Heirloom tomatoes are varieties that have been around for more than 50 years and have come back strong in recent years.
Antiques and produce aren't usually uttered in the same sentence, unless you're talking about heirloom tomatoes. They're varieties that have been around for more than 50 years, and have come back strong in recent years. Heirloom tomatoes began to thrive especially after the end of the Cold War, which sent many of the most popular seeds from Russia and other Eastern European countries to the West.
Colorful varieties reflect their heritage, with names like Black Krim and Anna Russian.

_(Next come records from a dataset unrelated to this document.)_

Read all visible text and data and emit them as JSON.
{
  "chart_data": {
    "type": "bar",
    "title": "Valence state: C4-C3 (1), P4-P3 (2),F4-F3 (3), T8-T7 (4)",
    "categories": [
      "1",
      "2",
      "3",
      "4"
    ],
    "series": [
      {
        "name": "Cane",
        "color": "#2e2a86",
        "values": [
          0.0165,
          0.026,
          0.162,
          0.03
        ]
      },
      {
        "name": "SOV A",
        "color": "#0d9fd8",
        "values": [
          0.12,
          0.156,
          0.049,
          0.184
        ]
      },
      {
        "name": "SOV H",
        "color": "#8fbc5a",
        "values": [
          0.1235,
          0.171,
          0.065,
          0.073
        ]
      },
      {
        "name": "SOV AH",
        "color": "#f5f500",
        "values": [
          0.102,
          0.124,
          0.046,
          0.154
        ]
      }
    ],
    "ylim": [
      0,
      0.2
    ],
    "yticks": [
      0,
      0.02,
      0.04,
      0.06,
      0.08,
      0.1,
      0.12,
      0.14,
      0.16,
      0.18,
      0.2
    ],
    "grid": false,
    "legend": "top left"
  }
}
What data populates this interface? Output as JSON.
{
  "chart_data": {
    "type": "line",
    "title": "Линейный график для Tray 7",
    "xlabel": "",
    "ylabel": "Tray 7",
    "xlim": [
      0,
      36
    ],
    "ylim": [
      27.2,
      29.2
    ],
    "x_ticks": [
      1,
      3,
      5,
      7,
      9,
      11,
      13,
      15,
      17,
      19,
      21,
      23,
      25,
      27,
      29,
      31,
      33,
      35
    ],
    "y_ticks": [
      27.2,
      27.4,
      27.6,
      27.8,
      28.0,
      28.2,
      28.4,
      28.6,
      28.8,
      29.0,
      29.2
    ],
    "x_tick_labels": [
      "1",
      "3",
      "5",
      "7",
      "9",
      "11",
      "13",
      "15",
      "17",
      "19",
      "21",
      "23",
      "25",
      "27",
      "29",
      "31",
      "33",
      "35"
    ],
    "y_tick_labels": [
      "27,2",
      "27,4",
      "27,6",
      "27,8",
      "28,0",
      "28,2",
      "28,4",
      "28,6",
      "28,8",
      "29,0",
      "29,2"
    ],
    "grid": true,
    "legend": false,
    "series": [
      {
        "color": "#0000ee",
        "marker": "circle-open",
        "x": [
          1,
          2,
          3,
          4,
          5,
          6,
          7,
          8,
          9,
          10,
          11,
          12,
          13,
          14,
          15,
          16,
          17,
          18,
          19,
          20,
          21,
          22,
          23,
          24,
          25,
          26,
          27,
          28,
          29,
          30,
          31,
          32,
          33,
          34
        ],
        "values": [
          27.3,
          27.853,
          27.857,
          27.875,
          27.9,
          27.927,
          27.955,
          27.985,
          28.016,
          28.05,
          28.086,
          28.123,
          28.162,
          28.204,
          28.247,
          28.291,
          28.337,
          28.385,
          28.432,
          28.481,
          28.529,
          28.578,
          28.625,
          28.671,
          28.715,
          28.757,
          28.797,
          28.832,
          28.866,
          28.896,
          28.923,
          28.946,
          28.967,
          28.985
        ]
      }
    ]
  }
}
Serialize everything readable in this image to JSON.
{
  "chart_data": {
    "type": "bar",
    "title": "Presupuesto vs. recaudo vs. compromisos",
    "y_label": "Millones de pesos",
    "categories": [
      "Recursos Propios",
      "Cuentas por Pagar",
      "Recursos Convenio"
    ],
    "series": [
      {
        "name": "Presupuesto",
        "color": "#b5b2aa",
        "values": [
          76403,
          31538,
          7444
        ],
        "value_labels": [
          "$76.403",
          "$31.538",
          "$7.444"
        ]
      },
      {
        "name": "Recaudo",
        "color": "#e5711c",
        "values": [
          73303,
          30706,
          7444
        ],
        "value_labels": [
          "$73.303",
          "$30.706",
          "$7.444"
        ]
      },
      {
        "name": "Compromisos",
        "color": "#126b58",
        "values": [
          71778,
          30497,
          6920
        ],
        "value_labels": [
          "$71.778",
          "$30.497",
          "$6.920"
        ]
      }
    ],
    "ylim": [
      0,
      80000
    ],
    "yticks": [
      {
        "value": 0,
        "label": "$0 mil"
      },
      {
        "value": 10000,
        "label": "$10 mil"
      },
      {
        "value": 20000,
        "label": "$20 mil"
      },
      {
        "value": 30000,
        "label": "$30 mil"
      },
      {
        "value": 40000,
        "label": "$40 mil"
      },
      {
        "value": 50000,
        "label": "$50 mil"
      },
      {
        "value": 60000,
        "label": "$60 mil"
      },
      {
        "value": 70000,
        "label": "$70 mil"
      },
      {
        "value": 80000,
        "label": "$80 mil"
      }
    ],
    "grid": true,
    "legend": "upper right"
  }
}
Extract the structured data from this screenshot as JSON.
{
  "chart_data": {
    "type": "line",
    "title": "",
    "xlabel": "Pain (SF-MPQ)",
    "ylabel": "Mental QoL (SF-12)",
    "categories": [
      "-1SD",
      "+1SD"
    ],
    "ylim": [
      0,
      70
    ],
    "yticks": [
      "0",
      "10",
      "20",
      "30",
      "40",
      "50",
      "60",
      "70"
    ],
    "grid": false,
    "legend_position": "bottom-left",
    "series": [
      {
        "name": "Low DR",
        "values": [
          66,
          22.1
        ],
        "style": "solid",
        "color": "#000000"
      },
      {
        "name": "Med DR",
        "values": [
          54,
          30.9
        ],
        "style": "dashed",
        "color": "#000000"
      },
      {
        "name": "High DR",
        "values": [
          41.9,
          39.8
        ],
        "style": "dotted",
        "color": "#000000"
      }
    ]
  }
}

Taking a chance on this produce takes a little courage--they can look a little funky, but they offer shoppers something different and very special.
"They're not uniform," said farmer Jim Durst. "They taste really good, come in every color and shape you could imagine and are a feast for the eyes as well as the palate when you're eating them."
Jim and his wife Deborah farm in Esparto, Yolo County, which for generations has been a hotbed for some of the nation's best tomatoes. He planted his first heirloom tomatoes about 20 years ago, in search of the best-tasting produce to sell to specialty markets. His plan worked, and he grows and ships more than a half million pounds of heirloom tomatoes across the country, fulfilling a personal quest for taste.
Heirlooms are commanding more shelf space at supermarkets and are a seasonal staple at finer restaurants throughout California. Chefs love their color and the explosion of true tomato flavor.
"People eat visually," said Gene Moana, executive chef of Lucca Restaurant in Sacramento. "It just so happens that when you shop for the best product available, it becomes easy math: It's one plus one. If it looks great and tastes great, it's going to be great."